A-Arms and Other Stuff

The Talon has this oddball double-lower-balljoint front suspension, where there isn't one lower A-Arm, but rather two of them. Each has its own balljoint, and the steering knuckle pivots around the instant centre of the two pivots points.

It's really very strange, but it allows the front suspension to be packaged tighter. If we didn't have it, we couldn't run the huge wheels that we do.

But one of its quirks is that the two lower A-Arms pivot back and forth whenever the wheels are steered.

In order to accommodate this motion, Mitsubishi embeds the pivot bolts in thick rubber bushings. The rubber flexes enough to allow the suspension its full range of motion, and also provides some degree of noise isolation.

But along with allowing the necessary suspension movement, the compliance in the rubber allows the A-Arms to move all over the place. Even worse, the main support for the shock/spring assembly is through one of these rubber bushings, effectively placing an additional, undamped spring in line with the suspension spring.

This is all well and good for a street car, but with a race car, we want the spring and shock to be doing all the work, not the bushings. The rubber must be eliminated.

But it's not enough to just hog out a solid bushing and press that in there (or use a polyurethane bushing) as the suspension MUST pivot or the steering won't work. The solution is to press in a pair of spherical bearings. These are solid radially, but allow the arms to swing free.

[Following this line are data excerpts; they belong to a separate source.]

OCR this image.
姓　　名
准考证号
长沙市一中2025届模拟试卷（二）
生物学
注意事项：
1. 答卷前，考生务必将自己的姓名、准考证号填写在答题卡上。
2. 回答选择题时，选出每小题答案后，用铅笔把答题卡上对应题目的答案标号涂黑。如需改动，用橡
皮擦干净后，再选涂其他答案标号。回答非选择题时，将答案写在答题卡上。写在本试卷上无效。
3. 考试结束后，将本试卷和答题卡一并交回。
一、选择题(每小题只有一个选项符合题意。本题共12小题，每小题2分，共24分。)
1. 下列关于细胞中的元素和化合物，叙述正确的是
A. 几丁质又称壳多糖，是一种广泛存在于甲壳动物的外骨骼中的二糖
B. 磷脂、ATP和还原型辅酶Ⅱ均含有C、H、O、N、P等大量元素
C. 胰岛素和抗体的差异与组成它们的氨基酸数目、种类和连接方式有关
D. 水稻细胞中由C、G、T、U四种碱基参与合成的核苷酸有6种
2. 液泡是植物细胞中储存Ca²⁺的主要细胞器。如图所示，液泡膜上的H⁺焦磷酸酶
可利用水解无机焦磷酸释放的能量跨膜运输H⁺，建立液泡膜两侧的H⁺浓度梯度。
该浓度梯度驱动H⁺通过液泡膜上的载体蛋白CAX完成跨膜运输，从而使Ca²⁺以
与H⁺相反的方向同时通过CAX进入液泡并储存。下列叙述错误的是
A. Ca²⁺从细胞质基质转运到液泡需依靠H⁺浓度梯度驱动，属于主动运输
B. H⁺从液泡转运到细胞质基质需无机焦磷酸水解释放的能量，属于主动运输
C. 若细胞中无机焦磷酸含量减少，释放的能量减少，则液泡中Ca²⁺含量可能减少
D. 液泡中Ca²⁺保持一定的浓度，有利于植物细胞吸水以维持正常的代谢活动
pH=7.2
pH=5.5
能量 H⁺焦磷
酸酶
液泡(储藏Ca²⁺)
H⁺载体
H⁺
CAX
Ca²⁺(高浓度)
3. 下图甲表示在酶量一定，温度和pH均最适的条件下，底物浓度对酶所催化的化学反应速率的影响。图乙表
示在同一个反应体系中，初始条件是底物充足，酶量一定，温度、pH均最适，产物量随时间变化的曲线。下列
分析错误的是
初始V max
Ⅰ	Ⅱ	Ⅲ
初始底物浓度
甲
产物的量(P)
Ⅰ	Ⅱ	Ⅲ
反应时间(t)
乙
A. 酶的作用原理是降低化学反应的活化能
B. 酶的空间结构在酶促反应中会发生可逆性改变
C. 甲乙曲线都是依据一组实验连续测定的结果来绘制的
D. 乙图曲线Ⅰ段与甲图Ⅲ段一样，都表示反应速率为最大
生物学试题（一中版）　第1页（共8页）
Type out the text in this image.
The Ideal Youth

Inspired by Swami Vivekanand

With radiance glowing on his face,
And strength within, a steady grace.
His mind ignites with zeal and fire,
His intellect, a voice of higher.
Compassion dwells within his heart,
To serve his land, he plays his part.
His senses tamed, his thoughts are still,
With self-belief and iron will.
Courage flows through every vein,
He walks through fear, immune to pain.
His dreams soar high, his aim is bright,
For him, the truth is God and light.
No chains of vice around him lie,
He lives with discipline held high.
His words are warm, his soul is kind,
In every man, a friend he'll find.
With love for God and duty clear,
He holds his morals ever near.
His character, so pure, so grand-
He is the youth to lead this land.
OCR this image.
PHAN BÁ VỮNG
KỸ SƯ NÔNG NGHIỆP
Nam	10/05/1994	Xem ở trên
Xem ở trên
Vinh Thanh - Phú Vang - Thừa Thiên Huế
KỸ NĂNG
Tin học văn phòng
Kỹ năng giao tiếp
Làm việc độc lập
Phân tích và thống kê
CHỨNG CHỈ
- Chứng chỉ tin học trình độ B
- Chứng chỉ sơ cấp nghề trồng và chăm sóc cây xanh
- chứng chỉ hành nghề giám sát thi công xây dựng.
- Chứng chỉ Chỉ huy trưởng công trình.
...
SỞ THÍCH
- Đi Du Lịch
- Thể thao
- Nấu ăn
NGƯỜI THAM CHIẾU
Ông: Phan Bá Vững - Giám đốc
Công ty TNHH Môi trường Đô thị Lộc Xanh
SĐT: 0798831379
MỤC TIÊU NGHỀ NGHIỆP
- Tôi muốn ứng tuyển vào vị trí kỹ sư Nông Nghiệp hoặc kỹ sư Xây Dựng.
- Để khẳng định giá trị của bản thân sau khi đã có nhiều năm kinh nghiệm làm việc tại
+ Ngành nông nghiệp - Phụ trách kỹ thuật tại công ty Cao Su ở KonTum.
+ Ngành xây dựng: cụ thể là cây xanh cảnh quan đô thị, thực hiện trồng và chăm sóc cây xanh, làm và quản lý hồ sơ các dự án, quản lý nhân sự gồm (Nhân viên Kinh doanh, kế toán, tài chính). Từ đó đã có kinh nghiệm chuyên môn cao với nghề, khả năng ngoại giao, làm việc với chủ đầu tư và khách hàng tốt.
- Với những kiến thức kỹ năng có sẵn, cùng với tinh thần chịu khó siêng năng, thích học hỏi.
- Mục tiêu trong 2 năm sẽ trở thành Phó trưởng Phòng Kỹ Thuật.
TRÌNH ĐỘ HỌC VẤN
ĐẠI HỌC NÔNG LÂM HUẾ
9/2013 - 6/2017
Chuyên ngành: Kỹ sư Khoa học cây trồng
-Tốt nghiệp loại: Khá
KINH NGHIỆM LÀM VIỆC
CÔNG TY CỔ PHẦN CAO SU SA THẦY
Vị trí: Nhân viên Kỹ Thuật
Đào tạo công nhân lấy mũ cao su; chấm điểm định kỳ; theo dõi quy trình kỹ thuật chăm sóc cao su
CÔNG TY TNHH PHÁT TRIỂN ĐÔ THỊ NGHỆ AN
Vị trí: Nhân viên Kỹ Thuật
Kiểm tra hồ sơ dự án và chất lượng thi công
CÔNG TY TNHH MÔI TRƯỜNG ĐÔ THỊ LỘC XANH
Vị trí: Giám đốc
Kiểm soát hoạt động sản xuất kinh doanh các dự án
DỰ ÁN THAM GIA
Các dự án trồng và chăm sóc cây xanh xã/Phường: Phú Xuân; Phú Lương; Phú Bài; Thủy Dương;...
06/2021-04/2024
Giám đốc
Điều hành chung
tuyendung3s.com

Here's what a converted A-Arm looks like:

Here's a closeup of the bearing and the standoffs. The bearing is a press-fit, but there's a pair of retaining circlips to ensure it can't work loose.

These were converted for me by a local machine shop.

I've also been doing some prep work on a spare intake manifold I had lying around.

The idea here is to remove all the material from it that can be spared in order to shave a little weight and clean it up. The only real power advantage from this part (so far) is the larger throttle body bore, but anything that takes weight off is time well spent.

This is a shot of what was left of my intermediate shaft after the 2002 Peru Pro Not too pretty, is it?

I had a bunch of transmission experts examine it at the PRI show, and the diagnosis was unanimous - fatigue failure. So this part will receive a little more prep work on all subsequent transmissions, and will be inspected regularly.